According to Dr. Sandro Galea, the dean of the Boston University School of Public Health, three criteria must be met for an issue to be considered a public health crisis. The problem must: 1) affect a large number of people, 2) threaten health over the long term, and 3) require large-scale solutions.
Homelessness has proven to meet all three criteria. Whether or not someone has safe and stable housing functions as a powerful social determinant of poor physical and mental health. People who are unhoused are disproportionately burdened with high rates of acute, chronic, and infectious diseases, resulting in widespread community- and population-level impact. As homelessness continues to present as a large-scale, systemic challenge, Built for Zero communities have demonstrated that solving it demands the kinds of population-level interventions common to the field of public health.
Though homelessness has long been a public health crisis, local public health departments have not traditionally participated in homeless response systems. Yet in the face of the Covid-19 pandemic, public health and homeless response sectors demonstrated remarkable will and capacity to partner to ensure people experiencing homelessness — and their broader communities — were safe. These partnerships emphasize the crucial role that public health can play in creating and sustaining systems designed to end homelessness at a population level.
Community Solutions sought to understand the most strategic role for public health in driving reductions in homelessness and effective approaches for engaging public health agencies. As part of this effort, Community Solutions conducted an online survey of Continuum of Care (CoC) and other local homeless response leaders across Built for Zero communities in the U.S. to take stock of the nature of partnerships across local public health and homeless response systems.
Summary of Key Findings
Responses illustrated a range of engagement levels between local public health and homeless response organizations. All communities (n = 46) reported cross-sector engagement in at least one form, but the extent of engagement varied across communities.
Homeless response organizations in most communities have at least some relationship with their local health departments.
Over a third (37%) of our respondents indicated that their organization has a strong relationship with their local health department. Yet some noted that these working relationships are often focused on select crisis issues, feel highly dependent on the individuals serving in key roles, and can become complicated when multiple public health entities overlap in a CoC’s jurisdiction.

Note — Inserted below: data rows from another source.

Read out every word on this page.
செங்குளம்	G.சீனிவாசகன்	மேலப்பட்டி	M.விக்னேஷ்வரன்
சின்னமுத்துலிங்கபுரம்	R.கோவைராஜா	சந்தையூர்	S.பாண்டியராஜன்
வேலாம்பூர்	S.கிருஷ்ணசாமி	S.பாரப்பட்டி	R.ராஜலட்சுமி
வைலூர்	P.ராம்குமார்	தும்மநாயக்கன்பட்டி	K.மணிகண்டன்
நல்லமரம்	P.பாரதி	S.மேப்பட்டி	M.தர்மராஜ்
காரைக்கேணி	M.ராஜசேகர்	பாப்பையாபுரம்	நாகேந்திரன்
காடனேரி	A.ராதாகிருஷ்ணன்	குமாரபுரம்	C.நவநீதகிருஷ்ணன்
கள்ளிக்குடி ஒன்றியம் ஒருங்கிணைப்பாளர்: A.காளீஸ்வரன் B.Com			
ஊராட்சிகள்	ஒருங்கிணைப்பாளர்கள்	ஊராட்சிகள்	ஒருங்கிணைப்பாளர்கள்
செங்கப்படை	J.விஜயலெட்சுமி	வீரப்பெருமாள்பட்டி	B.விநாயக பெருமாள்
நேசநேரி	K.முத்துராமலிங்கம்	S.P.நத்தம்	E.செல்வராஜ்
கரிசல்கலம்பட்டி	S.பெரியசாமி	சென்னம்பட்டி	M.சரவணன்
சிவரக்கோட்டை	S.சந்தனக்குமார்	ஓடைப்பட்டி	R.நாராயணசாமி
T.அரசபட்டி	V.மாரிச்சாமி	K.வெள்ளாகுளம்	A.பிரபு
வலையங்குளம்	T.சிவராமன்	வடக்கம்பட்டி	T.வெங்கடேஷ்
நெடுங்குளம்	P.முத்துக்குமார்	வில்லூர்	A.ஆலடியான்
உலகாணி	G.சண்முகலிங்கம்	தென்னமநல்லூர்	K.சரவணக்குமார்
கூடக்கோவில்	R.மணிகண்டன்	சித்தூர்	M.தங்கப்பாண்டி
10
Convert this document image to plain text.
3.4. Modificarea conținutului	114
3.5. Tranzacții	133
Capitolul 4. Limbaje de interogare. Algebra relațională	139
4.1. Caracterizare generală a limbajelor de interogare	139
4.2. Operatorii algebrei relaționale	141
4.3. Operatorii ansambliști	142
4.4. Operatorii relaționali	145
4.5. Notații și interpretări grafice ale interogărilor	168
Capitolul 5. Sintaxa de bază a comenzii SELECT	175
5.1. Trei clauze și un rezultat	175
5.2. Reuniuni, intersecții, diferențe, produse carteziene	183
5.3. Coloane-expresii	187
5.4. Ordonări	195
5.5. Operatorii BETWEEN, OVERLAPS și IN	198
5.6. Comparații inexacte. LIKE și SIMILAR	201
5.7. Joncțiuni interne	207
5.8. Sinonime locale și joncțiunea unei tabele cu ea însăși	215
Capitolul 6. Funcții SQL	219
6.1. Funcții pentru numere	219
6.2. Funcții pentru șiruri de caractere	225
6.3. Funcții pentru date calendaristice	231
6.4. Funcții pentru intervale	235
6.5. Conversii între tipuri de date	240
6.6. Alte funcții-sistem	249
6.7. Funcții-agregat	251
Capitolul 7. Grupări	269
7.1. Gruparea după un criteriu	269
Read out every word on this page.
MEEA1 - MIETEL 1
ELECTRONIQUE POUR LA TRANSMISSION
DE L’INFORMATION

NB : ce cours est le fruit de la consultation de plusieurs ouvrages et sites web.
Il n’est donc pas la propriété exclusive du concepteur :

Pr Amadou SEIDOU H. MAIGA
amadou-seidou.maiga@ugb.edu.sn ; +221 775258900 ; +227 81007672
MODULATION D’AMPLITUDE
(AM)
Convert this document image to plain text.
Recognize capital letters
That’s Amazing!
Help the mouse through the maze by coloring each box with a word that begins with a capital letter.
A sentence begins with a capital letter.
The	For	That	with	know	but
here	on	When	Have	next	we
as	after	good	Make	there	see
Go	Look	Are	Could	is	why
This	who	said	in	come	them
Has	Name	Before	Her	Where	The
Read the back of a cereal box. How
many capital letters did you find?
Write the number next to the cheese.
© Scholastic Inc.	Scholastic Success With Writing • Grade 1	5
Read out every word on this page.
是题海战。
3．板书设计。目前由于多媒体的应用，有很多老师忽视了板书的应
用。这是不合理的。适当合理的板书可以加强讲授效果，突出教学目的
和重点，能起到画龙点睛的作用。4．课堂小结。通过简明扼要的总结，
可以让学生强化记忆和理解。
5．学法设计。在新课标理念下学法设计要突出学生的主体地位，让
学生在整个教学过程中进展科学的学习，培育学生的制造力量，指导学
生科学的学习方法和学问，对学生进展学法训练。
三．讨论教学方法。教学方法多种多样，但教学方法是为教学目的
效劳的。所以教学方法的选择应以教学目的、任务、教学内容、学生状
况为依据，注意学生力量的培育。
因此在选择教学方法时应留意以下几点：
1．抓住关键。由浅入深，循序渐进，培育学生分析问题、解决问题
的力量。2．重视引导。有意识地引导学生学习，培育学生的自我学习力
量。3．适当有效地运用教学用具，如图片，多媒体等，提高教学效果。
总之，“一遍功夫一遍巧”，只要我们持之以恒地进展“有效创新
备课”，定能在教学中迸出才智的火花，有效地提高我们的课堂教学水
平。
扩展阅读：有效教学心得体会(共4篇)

Local public health and homeless response systems collaborated to respond to the COVID-19 pandemic in nearly every (95.7%) community.
Respondents feel these collaborations opened lines of communication for relationship-building and facilitated continued cross-sector partnership.
The number of support services related to homelessness provided by local health departments varies considerably across communities.
A fourth of our sample (n = 11) indicated that their local health department did not provide any of the five support services asked about (i.e., shelters, encampments, during the Point-in-Time count, mental health counseling, and medicaid/insurance challenges).
Common goals among local homeless response and public health entities are rarely reflected in formal policies.
Although half of the homelessness response organizations had set policies related to public health, a minority of respondents (26.7%) are aware of homelessness-related policies set by their local health department. Only seven respondents (15.2%) reported both.
Respondents frequently referenced health care systems or hospital partners in free-text responses, signaling ongoing confusion about the distinction between public health and health care among those working in homeless response systems.